I. Dünya Savaşı’na giden süreçte büyük güçler arasında dünyanın topraklarını paylaşma yarışı vardı. Hegemon İngiltere hegemonyasını korumak için, yükselmekte olan, kapitalizmi kıtasal bir ölçekte işleyen ABD, tüm dünyaya imparatorluk perspektifinden bakarak, küresel stratejiler geliştirmeye çalışıyorlardı. Almanya, İtalya, Japonya, hızla gelişen kapitalizmlerine yeni değerlenme alanları açmak yeni topraklar edinmek, İngiltere’nin yönettiği “jeopolitik mimarinin” dışına çıkmak çabası içindeydiler.

Bu çelişki, hem sömürgelerin yeniden paylaşılmasını gündeme getirdi, hem de rekabet eden ekonomilerin devletlerinin iç pazarlarını korumak için önlemler almaya başlamasıyla küreselleşme sürecini geri çevrilmeye başladı. Bu çelişkinin öncesinde de büyük depresyonun (1873-99), uzun durgunluğunun, hızlı bir finansallaşmanın olduğunu anımsamak yararlı olacaktır.

Bugün de benzer bir dinamikle karşı karşıyayız, ABD ve İngiltere, hatta Avrupa ABD’nin kurduğu ve yakın zaman kadar yönettiği “jeopolitik mimariyi” korumak isterken, Rusya, doğrudan askeri reflekslerle, Çin de ekonomik kaynaklarına dayanarak, Afrika’da Ortadoğu’da, Latin Amerika’da yeni etki alanları elde ederek sorguluyorlar. Şu sırada paylaşım savaşı, nüfuz alanları savaşı olarak Ortadoğu’da odaklanmış durumda ama hızla Kuzey Afrika’ya uzanma belirtileri sergiliyor.
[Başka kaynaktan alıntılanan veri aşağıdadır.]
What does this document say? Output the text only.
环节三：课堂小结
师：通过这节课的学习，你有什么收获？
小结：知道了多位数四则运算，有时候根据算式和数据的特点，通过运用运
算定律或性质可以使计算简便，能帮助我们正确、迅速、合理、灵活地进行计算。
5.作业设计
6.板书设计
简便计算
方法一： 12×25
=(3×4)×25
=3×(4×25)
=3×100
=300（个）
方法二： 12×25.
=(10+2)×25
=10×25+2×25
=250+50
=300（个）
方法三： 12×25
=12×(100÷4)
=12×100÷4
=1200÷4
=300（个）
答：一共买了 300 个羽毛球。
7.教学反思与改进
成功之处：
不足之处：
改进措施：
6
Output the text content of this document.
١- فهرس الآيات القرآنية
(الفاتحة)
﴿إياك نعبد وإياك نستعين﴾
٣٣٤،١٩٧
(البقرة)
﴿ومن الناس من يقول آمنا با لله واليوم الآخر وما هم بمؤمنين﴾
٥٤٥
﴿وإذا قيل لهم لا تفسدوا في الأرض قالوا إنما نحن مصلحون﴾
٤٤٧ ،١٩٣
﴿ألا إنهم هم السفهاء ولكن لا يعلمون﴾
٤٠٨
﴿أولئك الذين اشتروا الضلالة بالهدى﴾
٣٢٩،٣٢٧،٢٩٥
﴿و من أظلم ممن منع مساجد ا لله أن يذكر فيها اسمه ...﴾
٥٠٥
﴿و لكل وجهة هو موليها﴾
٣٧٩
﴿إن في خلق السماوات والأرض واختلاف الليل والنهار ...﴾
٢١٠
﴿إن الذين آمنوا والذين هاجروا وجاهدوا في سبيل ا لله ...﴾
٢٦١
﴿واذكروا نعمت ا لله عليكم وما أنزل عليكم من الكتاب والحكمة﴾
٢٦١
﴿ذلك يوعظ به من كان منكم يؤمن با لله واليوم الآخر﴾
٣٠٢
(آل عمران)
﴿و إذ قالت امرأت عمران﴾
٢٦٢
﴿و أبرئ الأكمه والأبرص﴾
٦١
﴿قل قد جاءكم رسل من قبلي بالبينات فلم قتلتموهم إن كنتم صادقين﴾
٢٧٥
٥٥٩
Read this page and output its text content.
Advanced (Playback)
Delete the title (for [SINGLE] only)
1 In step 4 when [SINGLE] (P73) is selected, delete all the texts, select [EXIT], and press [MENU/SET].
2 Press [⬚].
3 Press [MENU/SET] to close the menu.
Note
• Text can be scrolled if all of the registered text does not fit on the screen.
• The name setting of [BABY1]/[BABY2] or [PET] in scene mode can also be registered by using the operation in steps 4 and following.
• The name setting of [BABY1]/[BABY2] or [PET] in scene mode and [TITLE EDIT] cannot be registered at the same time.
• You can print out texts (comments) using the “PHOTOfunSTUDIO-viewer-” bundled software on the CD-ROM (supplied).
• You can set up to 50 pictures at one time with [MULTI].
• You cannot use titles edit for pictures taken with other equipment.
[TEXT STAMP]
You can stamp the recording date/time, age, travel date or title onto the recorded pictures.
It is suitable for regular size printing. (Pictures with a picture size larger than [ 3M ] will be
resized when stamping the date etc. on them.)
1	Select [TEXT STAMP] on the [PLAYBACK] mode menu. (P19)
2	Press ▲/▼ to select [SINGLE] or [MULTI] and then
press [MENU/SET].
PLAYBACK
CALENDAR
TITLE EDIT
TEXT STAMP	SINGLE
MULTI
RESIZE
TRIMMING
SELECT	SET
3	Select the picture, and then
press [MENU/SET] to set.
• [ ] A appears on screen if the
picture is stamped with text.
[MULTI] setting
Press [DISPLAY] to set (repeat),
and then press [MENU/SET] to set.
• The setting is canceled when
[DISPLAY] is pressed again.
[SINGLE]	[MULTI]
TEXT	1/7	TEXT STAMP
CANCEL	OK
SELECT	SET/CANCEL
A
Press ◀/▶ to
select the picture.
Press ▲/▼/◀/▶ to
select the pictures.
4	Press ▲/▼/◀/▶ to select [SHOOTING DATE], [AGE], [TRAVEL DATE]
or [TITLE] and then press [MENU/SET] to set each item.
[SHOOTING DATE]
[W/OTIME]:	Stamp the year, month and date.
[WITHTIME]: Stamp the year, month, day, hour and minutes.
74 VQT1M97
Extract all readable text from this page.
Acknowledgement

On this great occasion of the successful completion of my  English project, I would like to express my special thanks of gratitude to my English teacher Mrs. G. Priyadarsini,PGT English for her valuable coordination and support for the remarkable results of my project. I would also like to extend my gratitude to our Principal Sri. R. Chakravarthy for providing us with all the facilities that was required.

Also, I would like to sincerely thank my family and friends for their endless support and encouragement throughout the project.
Bu konuda IŞİD gibi hemen herkesin kendi manevralarını açıklamak için uygun bahane olarak kullandığı bir yapının varlığı, getirdiği istikrar bozucu etkiler de çok yardımcı oluyor (buradan IŞİD aslında bir komplodur sonucu çıkarmıyorum).

5 ekolojik teknolojik çarpan

İklim krizi beraberinde getirdiği su gıda kıtlığı, tedariki sorunları, göçmenlik krizine yol açan büyük nüfus hareketleriyle yukardaki bütün etkenler hızlandırıyor. Aynı anda, sermayenin kar, devletlerin güvenlik, silahlanma gereksinimleri doğrultusunda hızlanan teknolojik gelişmeler beraberinde, kullanana sahte bir güven duyusu veren daha ölümcül silahlar, daha etkin gözleme izleme disiplin - cezalandırma araçları, daha istikrarsız, denetimden kaçtığında toplumsal yapılar üzerinde yaşamsal etkiler yapabilecek, nano robotlar, yapay zeka, genetik mühendislik, yapay virüsler gibi riskli teknolojileri de getiriyor.

Tüm bunlardan kapitalist uygarlığın potansiyellerini kaybettiği, çürüdükçe canavarlaştığını, yeni bir küresel paylaşım savaşının, bu savaşa eşlik edecek faşist rejimlerin ama şiddete dayalı devrimlerin de artık düşünülemez olmaktan çıktığı sonucuna ulaşabiliriz.